Frequently Asked Questions

What is the IUPAC name of [(E)-[amino-(4-methoxyphenyl)methylidene]amino] (2S)-2-(4-bromophenoxy)propanoate?
The IUPAC name of [(E)-[amino-(4-methoxyphenyl)methylidene]amino] (2S)-2-(4-bromophenoxy)propanoate (CID 6343633) is [(E)-[amino-(4-methoxyphenyl)methylidene]amino] (2S)-2-(4-bromophenoxy)propanoate.
What is the SMILES notation for [(E)-[amino-(4-methoxyphenyl)methylidene]amino] (2S)-2-(4-bromophenoxy)propanoate?
The canonical SMILES for [(E)-[amino-(4-methoxyphenyl)methylidene]amino] (2S)-2-(4-bromophenoxy)propanoate is COc1ccc(/C(N)=N\OC(=O)[C@H](C)Oc2ccc(Br)cc2)cc1.
What is the InChIKey of [(E)-[amino-(4-methoxyphenyl)methylidene]amino] (2S)-2-(4-bromophenoxy)propanoate?
The InChIKey is RPSQFHYDJMSLGI-NSHDSACASA-N. The full InChI is InChI=1S/C17H17BrN2O4/c1-11(23-15-9-5-13(18)6-10-15)17(21)24-20-16(19)12-3-7-14(22-2)8-4-12/h3-11H,1-2H3,(H2,19,20)/t11-/m0/s1.
What are the key properties of [(E)-[amino-(4-methoxyphenyl)methylidene]amino] (2S)-2-(4-bromophenoxy)propanoate?

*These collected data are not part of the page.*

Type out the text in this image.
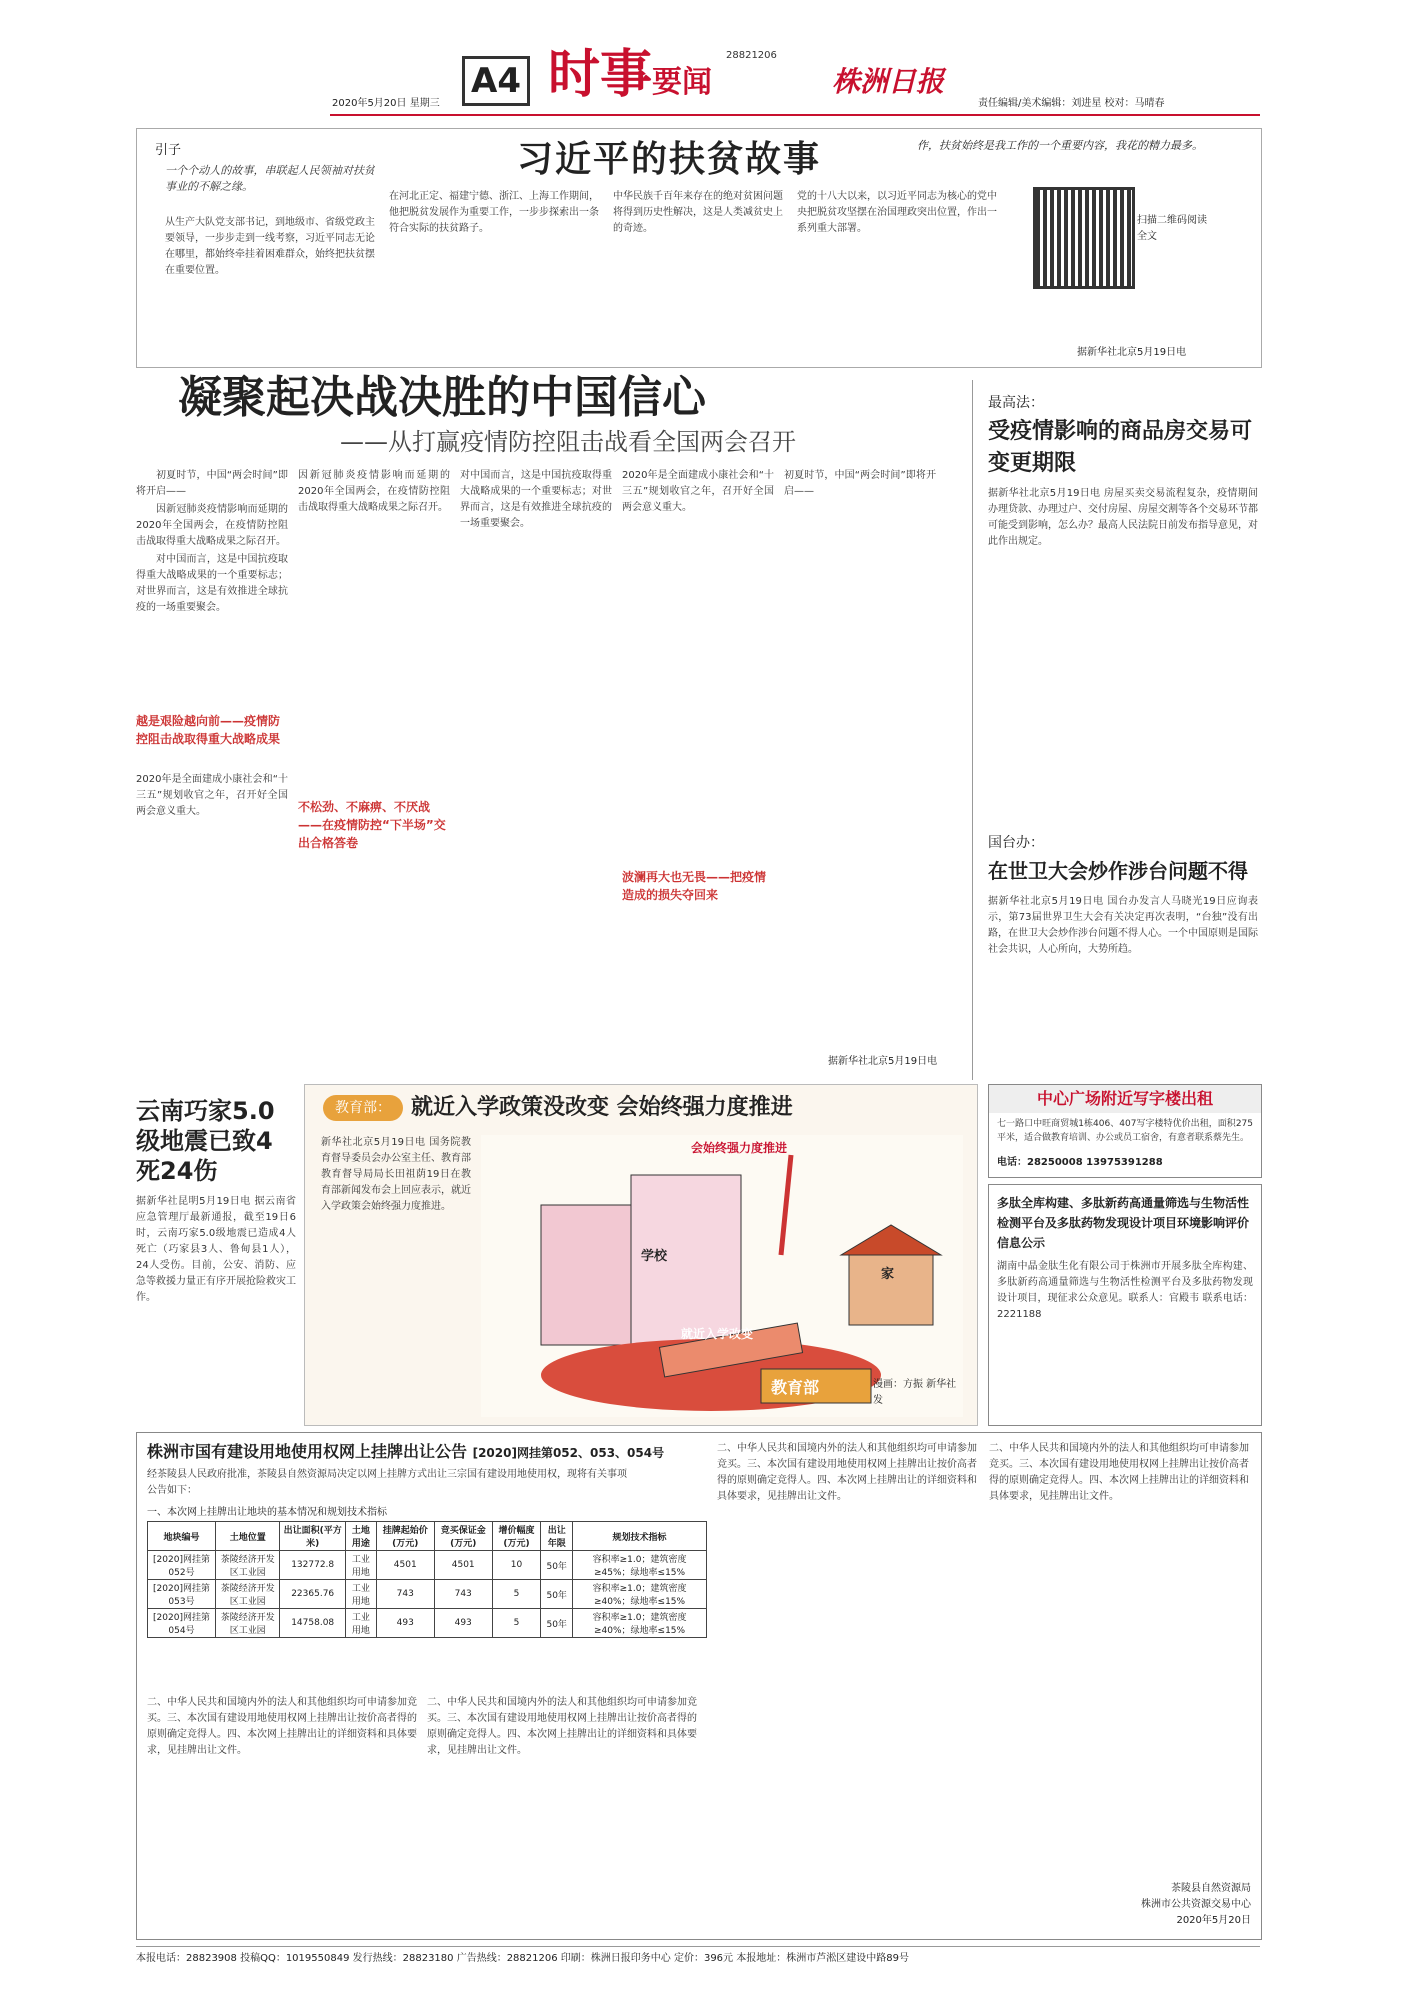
A4
2020年5月20日 星期三	时事要闻
28821206
株洲日报
责任编辑/美术编辑：刘进星 校对：马晴春
引子	习近平的扶贫故事	作，扶贫始终是我工作的一个重要内容，我花的精力最多。
一个个动人的故事，串联起人民领袖对扶贫事业的不解之缘。
从生产大队党支部书记，到地级市、省级党政主要领导，一步步走到一线考察，习近平同志无论在哪里，都始终牵挂着困难群众，始终把扶贫摆在重要位置。
在河北正定、福建宁德、浙江、上海工作期间，他把脱贫发展作为重要工作，一步步探索出一条符合实际的扶贫路子。
中华民族千百年来存在的绝对贫困问题将得到历史性解决，这是人类减贫史上的奇迹。
党的十八大以来，以习近平同志为核心的党中央把脱贫攻坚摆在治国理政突出位置，作出一系列重大部署。
扫描二维码阅读全文
据新华社北京5月19日电
凝聚起决战决胜的中国信心
——从打赢疫情防控阻击战看全国两会召开

初夏时节，中国“两会时间”即将开启——

因新冠肺炎疫情影响而延期的2020年全国两会，在疫情防控阻击战取得重大战略成果之际召开。

对中国而言，这是中国抗疫取得重大战略成果的一个重要标志；对世界而言，这是有效推进全球抗疫的一场重要聚会。

越是艰险越向前——疫情防控阻击战取得重大战略成果
2020年是全面建成小康社会和“十三五”规划收官之年，召开好全国两会意义重大。
因新冠肺炎疫情影响而延期的2020年全国两会，在疫情防控阻击战取得重大战略成果之际召开。
不松劲、不麻痹、不厌战——在疫情防控“下半场”交出合格答卷
对中国而言，这是中国抗疫取得重大战略成果的一个重要标志；对世界而言，这是有效推进全球抗疫的一场重要聚会。
2020年是全面建成小康社会和“十三五”规划收官之年，召开好全国两会意义重大。
波澜再大也无畏——把疫情造成的损失夺回来
初夏时节，中国“两会时间”即将开启——
据新华社北京5月19日电
最高法：
受疫情影响的商品房交易可变更期限
据新华社北京5月19日电 房屋买卖交易流程复杂，疫情期间办理贷款、办理过户、交付房屋、房屋交割等各个交易环节都可能受到影响，怎么办？最高人民法院日前发布指导意见，对此作出规定。
国台办：
在世卫大会炒作涉台问题不得
据新华社北京5月19日电 国台办发言人马晓光19日应询表示，第73届世界卫生大会有关决定再次表明，“台独”没有出路，在世卫大会炒作涉台问题不得人心。一个中国原则是国际社会共识，人心所向，大势所趋。
云南巧家5.0级地震已致4死24伤
据新华社昆明5月19日电 据云南省应急管理厅最新通报，截至19日6时，云南巧家5.0级地震已造成4人死亡（巧家县3人、鲁甸县1人），24人受伤。目前，公安、消防、应急等救援力量正有序开展抢险救灾工作。
教育部： 就近入学政策没改变 会始终强力度推进
新华社北京5月19日电 国务院教育督导委员会办公室主任、教育部教育督导局局长田祖荫19日在教育部新闻发布会上回应表示，就近入学政策会始终强力度推进。
会始终强力度推进
学校
家
就近入学改变
教育部	漫画：方振 新华社发
中心广场附近写字楼出租
七一路口中旺商贸城1栋406、407写字楼特优价出租，面积275平米，适合做教育培训、办公或员工宿舍，有意者联系蔡先生。
电话：28250008 13975391288
多肽全库构建、多肽新药高通量筛选与生物活性检测平台及多肽药物发现设计项目环境影响评价信息公示
湖南中晶金肽生化有限公司于株洲市开展多肽全库构建、多肽新药高通量筛选与生物活性检测平台及多肽药物发现设计项目，现征求公众意见。联系人：官殿韦 联系电话：2221188
株洲市国有建设用地使用权网上挂牌出让公告 [2020]网挂第052、053、054号
经茶陵县人民政府批准，茶陵县自然资源局决定以网上挂牌方式出让三宗国有建设用地使用权，现将有关事项公告如下：
一、本次网上挂牌出让地块的基本情况和规划技术指标
地块编号	土地位置	出让面积(平方米)	土地用途	挂牌起始价(万元)	竞买保证金(万元)	增价幅度(万元)	出让年限	规划技术指标
[2020]网挂第052号	茶陵经济开发区工业园	132772.8	工业用地	4501	4501	10	50年	容积率≥1.0；建筑密度≥45%；绿地率≤15%
[2020]网挂第053号	茶陵经济开发区工业园	22365.76	工业用地	743	743	5	50年	容积率≥1.0；建筑密度≥40%；绿地率≤15%
[2020]网挂第054号	茶陵经济开发区工业园	14758.08	工业用地	493	493	5	50年	容积率≥1.0；建筑密度≥40%；绿地率≤15%
二、中华人民共和国境内外的法人和其他组织均可申请参加竞买。三、本次国有建设用地使用权网上挂牌出让按价高者得的原则确定竞得人。四、本次网上挂牌出让的详细资料和具体要求，见挂牌出让文件。
二、中华人民共和国境内外的法人和其他组织均可申请参加竞买。三、本次国有建设用地使用权网上挂牌出让按价高者得的原则确定竞得人。四、本次网上挂牌出让的详细资料和具体要求，见挂牌出让文件。
二、中华人民共和国境内外的法人和其他组织均可申请参加竞买。三、本次国有建设用地使用权网上挂牌出让按价高者得的原则确定竞得人。四、本次网上挂牌出让的详细资料和具体要求，见挂牌出让文件。
二、中华人民共和国境内外的法人和其他组织均可申请参加竞买。三、本次国有建设用地使用权网上挂牌出让按价高者得的原则确定竞得人。四、本次网上挂牌出让的详细资料和具体要求，见挂牌出让文件。
茶陵县自然资源局
株洲市公共资源交易中心
2020年5月20日
本报电话：28823908 投稿QQ：1019550849 发行热线：28823180 广告热线：28821206 印刷：株洲日报印务中心 定价：396元 本报地址：株洲市芦淞区建设中路89号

[(E)-[amino-(4-methoxyphenyl)methylidene]amino] (2S)-2-(4-bromophenoxy)propanoate has a molecular weight of 393.24 g/mol, XLogP of 3.09, 6 rotatable bonds, 1 hydrogen bond donors, and 5 hydrogen bond acceptors.
Where does this data come from?
All data for [(E)-[amino-(4-methoxyphenyl)methylidene]amino] (2S)-2-(4-bromophenoxy)propanoate is sourced from PubChem (CID 6343633), the world's largest open chemistry database maintained by the National Library of Medicine (NIH).